July 2023 month notes

I’ve been playing around with the V language which describes itself as an evolution of Go. This means letting go of some unnecessary devotion to imperative programming by allowing first-order map and filter as well as using an option syntax for handling errors. The result is quite an interesting language that feels more modern and less quirky than Go but isn’t quite as full on as Rust. I’ve enjoyed my initial experience but I haven’t been doing that much in it so far.

I’ve been continuing to experiment with Deno as well and I’m continuing to enjoy it as a development experience but I’m going to have to start doing some web development with it soon because while it’s fine for doing some exploratory programming using Javascript for command-line and IO stuff is not great, even with async/await.

I’ve been re-reading Domain Driven Design by Eric Evans. I’d forgotten how radical this book was. The strict tiering and separation of the domain model from other kinds of code is quite inspiringly strict. I wanted to try and have an abstracted business logic implementation in my last business where I was leading development but we never really got there as it was hard to go back and remove the historical complecting.

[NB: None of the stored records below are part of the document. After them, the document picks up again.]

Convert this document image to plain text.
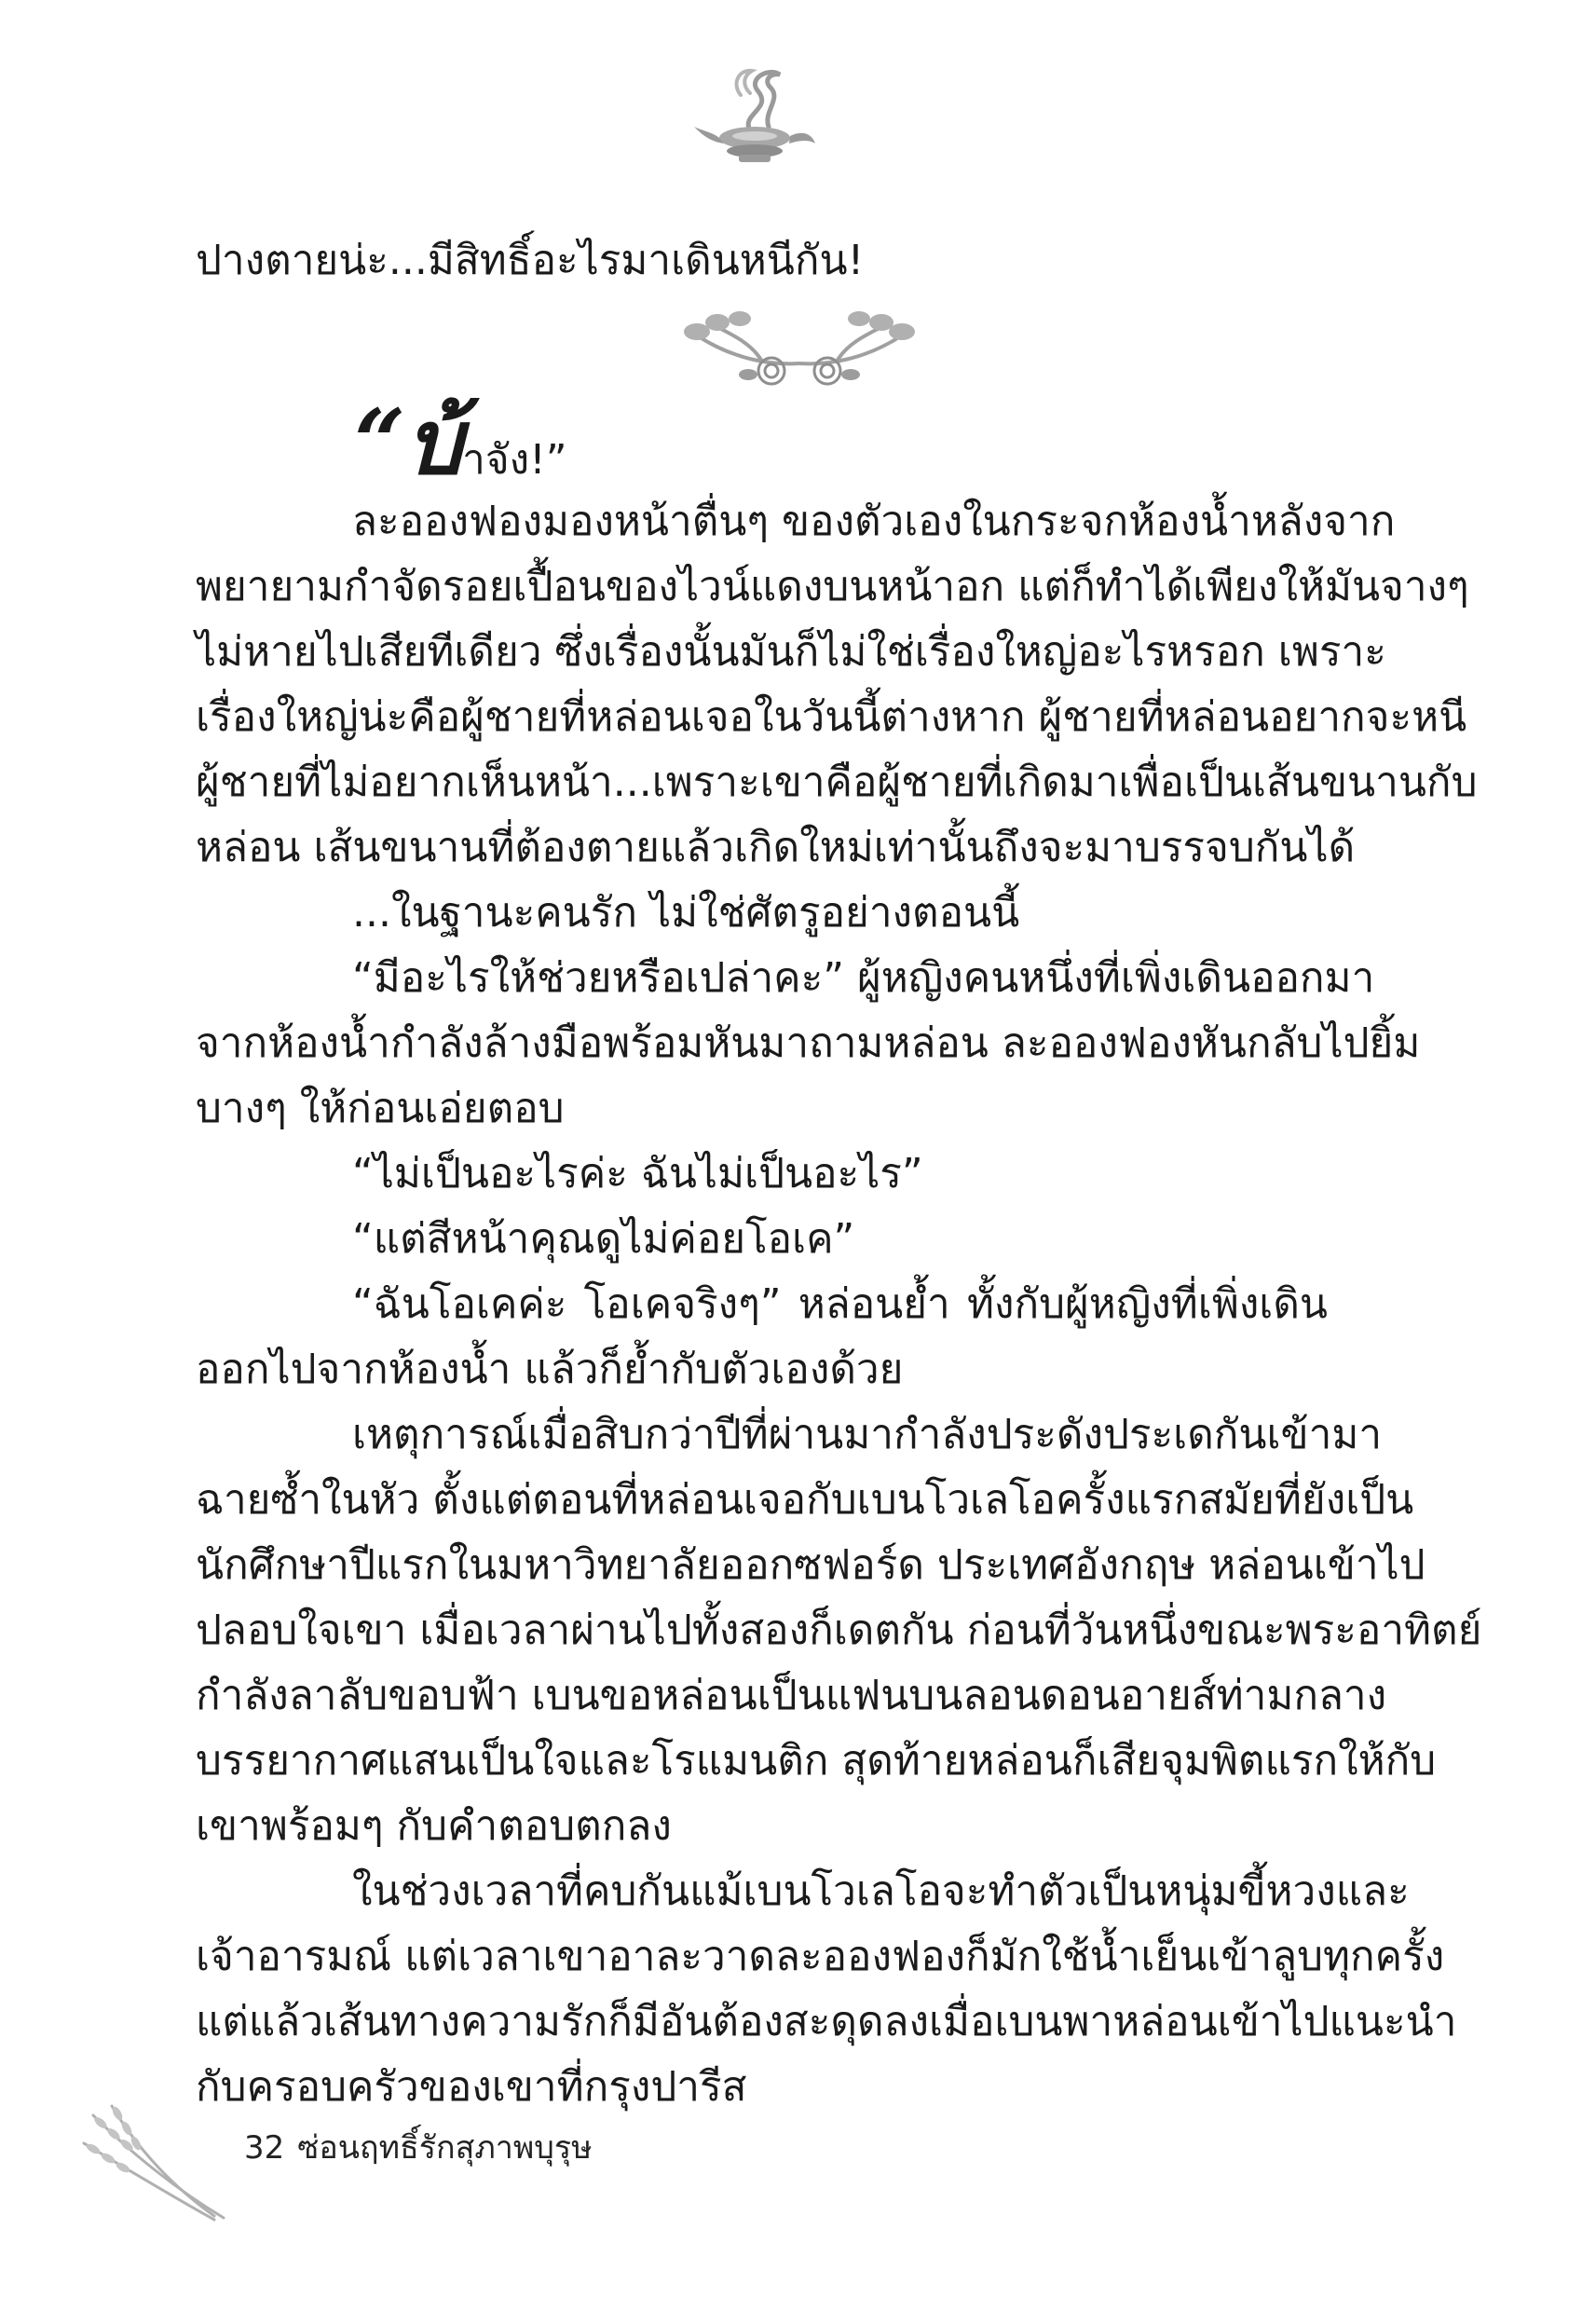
ปางตายน่ะ...มีสิทธิ์อะไรมาเดินหนีกัน!
“บ้าจัง!”
ละอองฟองมองหน้าตื่นๆ ของตัวเองในกระจกห้องน้ำหลังจาก
พยายามกำจัดรอยเปื้อนของไวน์แดงบนหน้าอก แต่ก็ทำได้เพียงให้มันจางๆ
ไม่หายไปเสียทีเดียว ซึ่งเรื่องนั้นมันก็ไม่ใช่เรื่องใหญ่อะไรหรอก เพราะ
เรื่องใหญ่น่ะคือผู้ชายที่หล่อนเจอในวันนี้ต่างหาก ผู้ชายที่หล่อนอยากจะหนี
ผู้ชายที่ไม่อยากเห็นหน้า...เพราะเขาคือผู้ชายที่เกิดมาเพื่อเป็นเส้นขนานกับ
หล่อน เส้นขนานที่ต้องตายแล้วเกิดใหม่เท่านั้นถึงจะมาบรรจบกันได้
...ในฐานะคนรัก ไม่ใช่ศัตรูอย่างตอนนี้
“มีอะไรให้ช่วยหรือเปล่าคะ” ผู้หญิงคนหนึ่งที่เพิ่งเดินออกมา
จากห้องน้ำกำลังล้างมือพร้อมหันมาถามหล่อน ละอองฟองหันกลับไปยิ้ม
บางๆ ให้ก่อนเอ่ยตอบ
“ไม่เป็นอะไรค่ะ ฉันไม่เป็นอะไร”
“แต่สีหน้าคุณดูไม่ค่อยโอเค”
“ฉันโอเคค่ะ โอเคจริงๆ” หล่อนย้ำ ทั้งกับผู้หญิงที่เพิ่งเดิน
ออกไปจากห้องน้ำ แล้วก็ย้ำกับตัวเองด้วย
เหตุการณ์เมื่อสิบกว่าปีที่ผ่านมากำลังประดังประเดกันเข้ามา
ฉายซ้ำในหัว ตั้งแต่ตอนที่หล่อนเจอกับเบนโวเลโอครั้งแรกสมัยที่ยังเป็น
นักศึกษาปีแรกในมหาวิทยาลัยออกซฟอร์ด ประเทศอังกฤษ หล่อนเข้าไป
ปลอบใจเขา เมื่อเวลาผ่านไปทั้งสองก็เดตกัน ก่อนที่วันหนึ่งขณะพระอาทิตย์
กำลังลาลับขอบฟ้า เบนขอหล่อนเป็นแฟนบนลอนดอนอายส์ท่ามกลาง
บรรยากาศแสนเป็นใจและโรแมนติก สุดท้ายหล่อนก็เสียจุมพิตแรกให้กับ
เขาพร้อมๆ กับคำตอบตกลง
ในช่วงเวลาที่คบกันแม้เบนโวเลโอจะทำตัวเป็นหนุ่มขี้หวงและ
เจ้าอารมณ์ แต่เวลาเขาอาละวาดละอองฟองก็มักใช้น้ำเย็นเข้าลูบทุกครั้ง
แต่แล้วเส้นทางความรักก็มีอันต้องสะดุดลงเมื่อเบนพาหล่อนเข้าไปแนะนำ
กับครอบครัวของเขาที่กรุงปารีส
32 ซ่อนฤทธิ์รักสุภาพบุรุษ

I’ve been doing some shell scripting recently and using some new (to me) commands in addition to old faithful’s like sed; tr transforms its input string to its output parameter making it easier to replace full stops or spaces with hyphens.

I’ve been trying a new shell wezterm after years of using Terminator. The appeal of wezterm is that it is cross-platform so I can use the same key-strokes across OSX and Linux. Learning new keybindings is always difficult but I’ve had no complaint about reliability and performance so far.

It was OKR time this month something I haven’t done in a while. OKRs are far more popular than they are useful. They seem to work best in mature profitable businesses than are seeking to create ambitious plans around sustaining innovation. Smaller, early-stage businesses still benefit from the objective alignment process but probably should still be focused on learning and experimenting in the Lean Startup model. As part of this process I was also introduced to Opportunity Solution Trees which in theory should have squared the circle on this problem but in practice the two systems didn’t mesh. I think that was because the company OKRs were generated separately from the Solution Tree so the activity in support of the objectives wasn’t driven by the solutions and experiments but were generated in response to the company objectives.